WASHINGTON - Islamist politician Mohamed Morsi will be sworn in Saturday as Egypt's president - the result of a democratic election after a popular uprising toppled long time ruler Hosni Mubarak last year.

Thousands celebrated Mohamed Morsi's victory in Tahrir Square last Sunday - the same square where 18 months ago Egyptians demanded the departure of then-president Hosni Mubarak .

David Schenker is with the Washington Institute for Near East Policy. He says Egyptians can be commended for holding free and fair elections, but the hard work starts now.

“You still have, by the way, the military, which stands above politics and above accountability to elected officials in the country," said Schenker.

Schenker says this power shift could affect relations with the United States.

“The U.S. government is going to have to give the Morsi government time to get in place its policies and we’ll set our policies accordingly," he said. "We give Egypt $1.5 billion a year. We’ll want to continue it, but I don’t think Congress is going to give the new government a free pass indefinitely.”

One Western concern is the rights of women, as once-banned Islamist parties gain more power.

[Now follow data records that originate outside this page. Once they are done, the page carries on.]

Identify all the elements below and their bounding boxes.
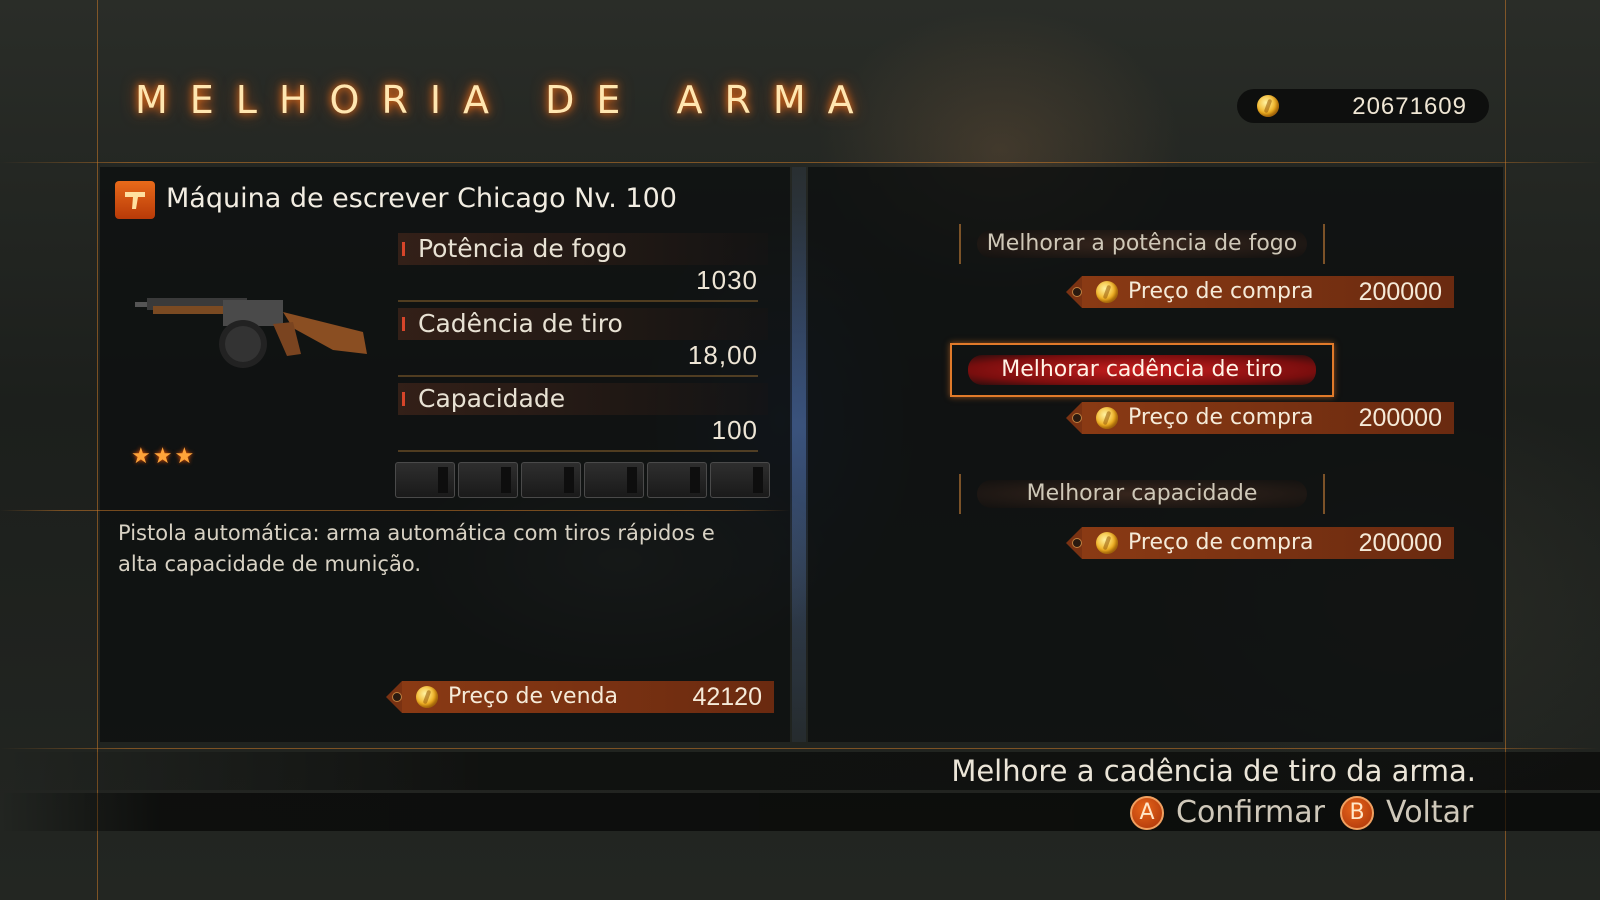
stat-label-capacity: Capacidade bbox=[398, 383, 768, 415]
buy-price-bar-firepower: Preço de compra 200000 bbox=[1066, 276, 1454, 308]
upgrade-firepower-label: Melhorar a potência de fogo bbox=[977, 230, 1307, 258]
coin-icon bbox=[1257, 95, 1279, 117]
money-value: 20671609 bbox=[1352, 93, 1467, 120]
confirm-label: Confirmar bbox=[1176, 795, 1325, 830]
upgrade-capacity-button[interactable]: Melhorar capacidade bbox=[959, 474, 1325, 514]
stat-label-fire-rate: Cadência de tiro bbox=[398, 308, 768, 340]
upgrade-fire-rate-button[interactable]: Melhorar cadência de tiro bbox=[950, 343, 1334, 397]
frame-line-top bbox=[0, 162, 1600, 163]
stat-label-firepower: Potência de fogo bbox=[398, 233, 768, 265]
weapon-image bbox=[133, 292, 373, 386]
coin-icon bbox=[1096, 532, 1118, 554]
weapon-name: Máquina de escrever Chicago Nv. 100 bbox=[166, 183, 677, 214]
weapon-description: Pistola automática: arma automática com … bbox=[118, 521, 715, 576]
dot-icon bbox=[392, 692, 402, 702]
weapon-type-icon bbox=[115, 181, 155, 219]
upgrade-slot bbox=[521, 462, 581, 498]
dot-icon bbox=[1072, 287, 1082, 297]
buy-price-bar-fire-rate: Preço de compra 200000 bbox=[1066, 402, 1454, 434]
sell-price-label: Preço de venda bbox=[448, 684, 618, 709]
back-label: Voltar bbox=[1386, 795, 1474, 830]
upgrade-slot bbox=[647, 462, 707, 498]
dot-icon bbox=[1072, 413, 1082, 423]
coin-icon bbox=[1096, 281, 1118, 303]
upgrade-fire-rate-label: Melhorar cadência de tiro bbox=[968, 355, 1316, 385]
buy-price-label: Preço de compra bbox=[1128, 279, 1314, 304]
hint-text: Melhore a cadência de tiro da arma. bbox=[951, 754, 1476, 788]
upgrade-slot bbox=[584, 462, 644, 498]
buy-price-label: Preço de compra bbox=[1128, 405, 1314, 430]
buy-price-bar-capacity: Preço de compra 200000 bbox=[1066, 527, 1454, 559]
weapon-rating-stars: ★★★ bbox=[131, 444, 197, 469]
sell-price-amount: 42120 bbox=[692, 683, 762, 711]
stat-value-firepower: 1030 bbox=[398, 265, 758, 302]
page-title: MELHORIA DE ARMA bbox=[135, 78, 876, 122]
upgrade-firepower-button[interactable]: Melhorar a potência de fogo bbox=[959, 224, 1325, 264]
upgrade-slot bbox=[710, 462, 770, 498]
sell-price-bar[interactable]: Preço de venda 42120 bbox=[386, 681, 774, 713]
coin-icon bbox=[1096, 407, 1118, 429]
description-divider bbox=[0, 510, 790, 511]
upgrade-capacity-label: Melhorar capacidade bbox=[977, 480, 1307, 508]
b-button-icon: B bbox=[1340, 795, 1374, 830]
upgrade-slots bbox=[395, 462, 770, 498]
a-button-icon: A bbox=[1130, 795, 1164, 830]
buy-price-amount: 200000 bbox=[1358, 278, 1442, 306]
money-counter: 20671609 bbox=[1237, 89, 1489, 123]
coin-icon bbox=[416, 686, 438, 708]
confirm-control[interactable]: A Confirmar bbox=[1130, 795, 1325, 830]
dot-icon bbox=[1072, 538, 1082, 548]
stat-value-capacity: 100 bbox=[398, 415, 758, 452]
upgrade-slot bbox=[395, 462, 455, 498]
back-control[interactable]: B Voltar bbox=[1340, 795, 1473, 830]
buy-price-amount: 200000 bbox=[1358, 529, 1442, 557]
stat-value-fire-rate: 18,00 bbox=[398, 340, 758, 377]
buy-price-amount: 200000 bbox=[1358, 404, 1442, 432]
buy-price-label: Preço de compra bbox=[1128, 530, 1314, 555]
frame-line-bottom bbox=[0, 748, 1600, 749]
upgrade-slot bbox=[458, 462, 518, 498]
panel-divider bbox=[792, 167, 806, 742]
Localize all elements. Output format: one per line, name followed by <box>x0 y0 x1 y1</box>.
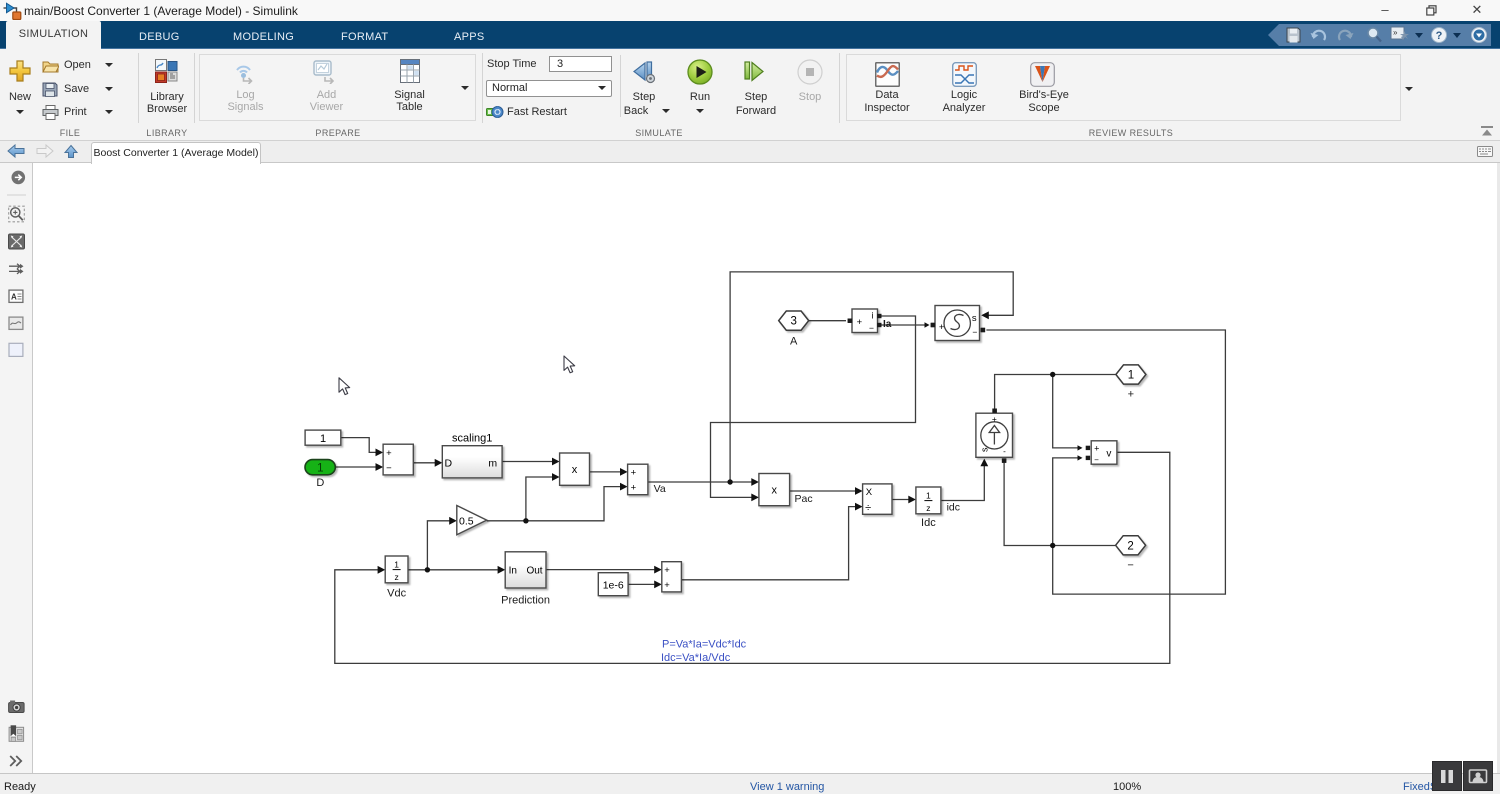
svg-text:A: A <box>11 293 17 302</box>
svg-text:?: ? <box>1436 30 1443 42</box>
svg-text:»: » <box>1393 28 1398 37</box>
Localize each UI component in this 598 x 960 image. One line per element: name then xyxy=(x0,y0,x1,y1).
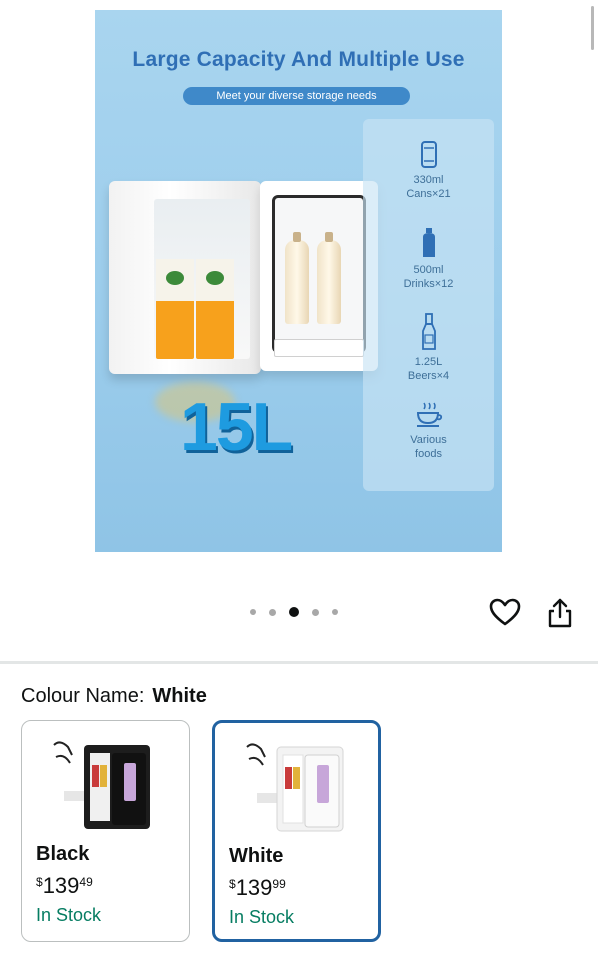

But a recent Gallup survey in Egypt, Tunisia, Syria, Libya and Yemen found that Arab women are as likely as Arab men to favor Sharia law as a source of legislation. Dalia Mogahed is the executive director of the Center for Muslim Studies at Gallup.

“The percentage of women and men who see no role of Sharia is quite small. It ranges from only 1-2 percent in Egypt and Yemen, and 10 percent in Tunisia, which obviously means that a vast majority across the region see a role for Sharia to varying degrees," said Mogahed. "In Tunisia most people want it as a source but not the only source. In Egypt it’s about half and half.”

Adel Iskander is with the Center for Contemporary Arab Studies at Georgetown University:

“To a large extent, political Islam is playing an instrumental part because it’s filling a void, void of pan-era politics or nationalist politics," said Iskander. "They are incredibly successful across the board and extremely organized.”

And he says the U.S. is taking notice.

“It seems like the U.S. government has begun making public overtures, that whatever democracies will bring is going to be acceptable to the U.S. so long as mutual interests and mutual sovereignty are respected. I think it’s a major shift for America foreign policy in the region as well," he said.

Another big change - what's expected of the region's newest leaders.

“Whether it’s in Tunisia with Ennahda or Muslim Brotherhood in Egypt or similar factions in Libya and elsewhere, unless they are able to deliver on what is functionally important for the average citizen, they are not going to be contenders for very long," said Iskander.

In his congratulatory call to Mohamed Morsi, President Barack Obama said the U.S. will continue to support Egypt’s transition to democracy and stand by the Egyptian people as they fulfill the promise of their revolution.